Uh oh. Looks like someone got their phone wet and broke the audio function because he does irresponsible things and had to buy bluetooth headphones because he’s too technologically dependent to go outside without music or a podcast.
Big Business Guy here with his brand new Apple Air Pods. Closing six figure deals on the sidewalk as passers by start to respond to me. No, sorry buddy. Can’t talk right now. I’m making things happen. Yeah no this fuckin guy out here in a Joseph A. Bank buy one get nine free suit thought I was talking to him. As fucking if bro. Anyway, sell the stocks. Buy the bonds. Cancel my four and move my two to seven. Get that cheesedick Anderson on the line and see if he’s open to play 36 tomorrow. Shot a 79 last week I’m trying to roll that over. And grab me a monster from the fridge I’m gonna bang out a mini leg day back at the office.

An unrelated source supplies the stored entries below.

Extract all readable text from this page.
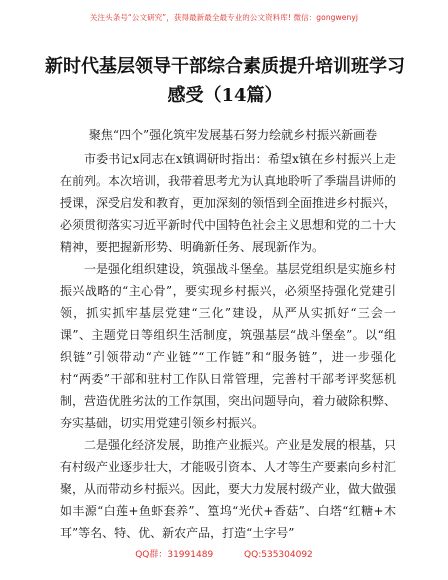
关注头条号“公文研究”，获得最新最全最专业的公文资料库! 微信：gongwenyj
新时代基层领导干部综合素质提升培训班学习
感受（14篇）

聚焦“四个”强化筑牢发展基石努力绘就乡村振兴新画卷

市委书记x同志在x镇调研时指出：希望x镇在乡村振兴上走在前列。本次培训，我带着思考尤为认真地聆听了季瑞昌讲师的授课，深受启发和教育，更加深刻的领悟到全面推进乡村振兴，必须贯彻落实习近平新时代中国特色社会主义思想和党的二十大精神，要把握新形势、明确新任务、展现新作为。

一是强化组织建设，筑强战斗堡垒。基层党组织是实施乡村振兴战略的“主心骨”，要实现乡村振兴，必须坚持强化党建引领，抓实抓牢基层党建“三化”建设，从严从实抓好“三会一课”、主题党日等组织生活制度，筑强基层“战斗堡垒”。以“组织链”引领带动“产业链”“工作链”和“服务链”，进一步强化村“两委”干部和驻村工作队日常管理，完善村干部考评奖惩机制，营造优胜劣汰的工作氛围，突出问题导向，着力破除积弊、夯实基础，切实用党建引领乡村振兴。

二是强化经济发展，助推产业振兴。产业是发展的根基，只有村级产业逐步壮大，才能吸引资本、人才等生产要素向乡村汇聚，从而带动乡村振兴。因此，要大力发展村级产业，做大做强如丰源“白莲+鱼虾套养”、篁坞“光伏+香菇”、白塔“红糖+木耳”等名、特、优、新农产品，打造“土字号”

QQ群：31991489	QQ:535304092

All kidding aside though… I’m actually kind of very quietly into these things already. I knocked my headphones out ALL THE TIME. Cabinet handles, table corners, my own arms, rolling over in bed, everything. The freedom of motion with these things now though? God damn man. It’s like they’re not even there. Sure I look like an asshole. And yes I will lose one or both or the charging back or all of the above at an astonishingly fast rate. But the week or so I have them is gonna be fantastic.